Oral Presentation Australian Diabetes Society and the Australian Diabetes Educators Association Annual Scientific Meeting 2014

Liraglutide 3.0 mg Reduces the Prevalence of Prediabetes and Delays Onset of Type 2 Diabetes in Overweight and Obese Adults: Results from SCALE Obesity and Prediabetes, a Randomized, Double-blind and Placebo-controlled 56-week Trial (#100)
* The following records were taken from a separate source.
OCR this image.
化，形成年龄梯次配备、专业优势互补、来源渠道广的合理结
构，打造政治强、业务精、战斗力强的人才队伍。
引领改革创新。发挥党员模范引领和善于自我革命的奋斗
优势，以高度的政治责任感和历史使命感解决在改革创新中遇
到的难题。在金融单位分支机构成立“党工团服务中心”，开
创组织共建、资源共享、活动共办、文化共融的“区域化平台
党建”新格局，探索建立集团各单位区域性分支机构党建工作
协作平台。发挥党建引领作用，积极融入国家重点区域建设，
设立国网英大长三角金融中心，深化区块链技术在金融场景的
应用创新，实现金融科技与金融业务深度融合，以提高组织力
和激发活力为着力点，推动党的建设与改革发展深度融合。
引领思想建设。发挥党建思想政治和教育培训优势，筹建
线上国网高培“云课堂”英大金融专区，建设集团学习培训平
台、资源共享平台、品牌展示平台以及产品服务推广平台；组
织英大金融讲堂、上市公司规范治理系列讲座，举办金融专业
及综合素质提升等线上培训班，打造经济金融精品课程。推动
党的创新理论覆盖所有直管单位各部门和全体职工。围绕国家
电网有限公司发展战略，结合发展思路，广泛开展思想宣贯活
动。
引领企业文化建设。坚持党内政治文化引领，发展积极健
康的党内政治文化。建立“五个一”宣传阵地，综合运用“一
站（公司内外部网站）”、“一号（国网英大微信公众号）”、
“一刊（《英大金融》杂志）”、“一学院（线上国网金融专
Xavier Pi-Sunyer 1 , Arne Astrup 2 , Ken Fujoka 3 , Frank Greenaway 4 , Alfredo Halpern 5 , Michael Krempf 6 , David CW Lau 7 , Carel W le Roux 8 , Rafael Violante Ortiz 9 , Christine Bjørn Jensen 10 , John Wilding 11 , Ian Caterson 12
  1. Columbia University, New York, NY, USA
  2. Department of Nutrition Exercise and Sports, University of Copenhagen, Copenhagen, Denmark
  3. Division of Endocrinology, Scripps Clinic, La Jolla, California, USA
  4. Pennington Biomedical Research Center, Louisiana State University System, Baton Rouge, LA 70808, USA
  5. Obesity & Metabolic Syndrome Unit, Division of Endocrinology & Metabolism, Hospital das Clínicas, University of São Paulo Medical School, Sao Paulo, Brazil
  6. Clinique d’endocrinologie et Nutrition, Université de Nantes, Nantes, France
  7. Departments of Medicine and Biochemistry & Molecular Biology, University of Calgary, Calgary, Alberta, Canada
  8. Diabetes Complications Research Centre, University College Dublin, Dublin, Ireland
  9. Departamento Endocrinología, Instituto Mexicano del Seguro Social, Hospital Regional num. 6, Cd.Madero, Tam, Mexico
  10. Novo Nordisk A/S, Soeborg, Denmark
  11. Department of Obesity and Endocrinology, University of Liverpool, Liverpool, UK
  12. University of Sydney, University Of Sydney, NSW, Australia
Obesity is associated with prediabetes, a risk factor for developing T2D. We investigated the effects of liraglutide 3.0mg, as adjunct to diet and exercise (D&E), on weight loss, prediabetes prevalence and onset of T2D over 56 weeks. Effects of liraglutide cessation were investigated in a 12‑week re-randomized period. Adults (BMI ≥27kg/m2 with ≥1 comorbidity or ≥30kg/m2) received 500kcal/day deficit diet and exercise. Randomization was 2:1 to once-daily s.c. liraglutide 3.0 mg (n=2487) or placebo (n=1244), stratified by prediabetes status. At week 56, individuals without prediabetes on liraglutide were re-randomized 1:1 to liraglutide or placebo (D&E continued). Clinicaltrials.gov ID: NCT01272219. Of 3731 individuals (age 45.1 years, 78.5% female, weight 106.2kg, BMI 38.3kg/m2, 61.2% with prediabetes), 71.9% on liraglutide and 64.4% on placebo completed study. Data are observed means/proportions from the full analysis set with LOCF. Statistical analysis is ANCOVA (continuous endpoints) or logistic regression (categorical endpoints). After 56 weeks, individuals on liraglutide lost 8.0% (8.4kg) weight versus 2.6% (2.8kg) on placebo (estimated treatment difference [ETD] 5.4% [5.6kg], p<0.0001). Liraglutide improved fasting and post-load glycaemia versus placebo (ETD FPG -0.38mmol/L, PG [OGTT, AUC] 2.02 h*mmol/L, HbA1c ‑0.23%-points; p<0.0001 for all). More individuals reverted to normoglycaemia on liraglutide than placebo (69.2% vs. 32.7%; odds ratio [OR] 4.85, p<0.0001). More individuals taking placebo progressed to prediabetes (20.7% vs. 7.2%; OR 3.3, p<0.0001) or developed T2D (n=14, 1.3 events/100 patient years of exposure [PYE]) than liraglutide (n=4, 0.2 events/100 PYE; OR 8.06, p=0.0003). From week 56–68, individuals re-randomized to placebo regained more weight (2.9% vs. 0.7%; ETD 2.2%, p<0.0001) and progressed to prediabetes (8.0–22.4% vs. 9.1–8.6%; p<0.0001) than individuals on liraglutide. No-one developed T2D. Consistent with effects on weight and glycaemia, liraglutide 3.0mg was superior to placebo in reducing prevalence of prediabetes and T2D. Continued treatment was required to sustain these effects.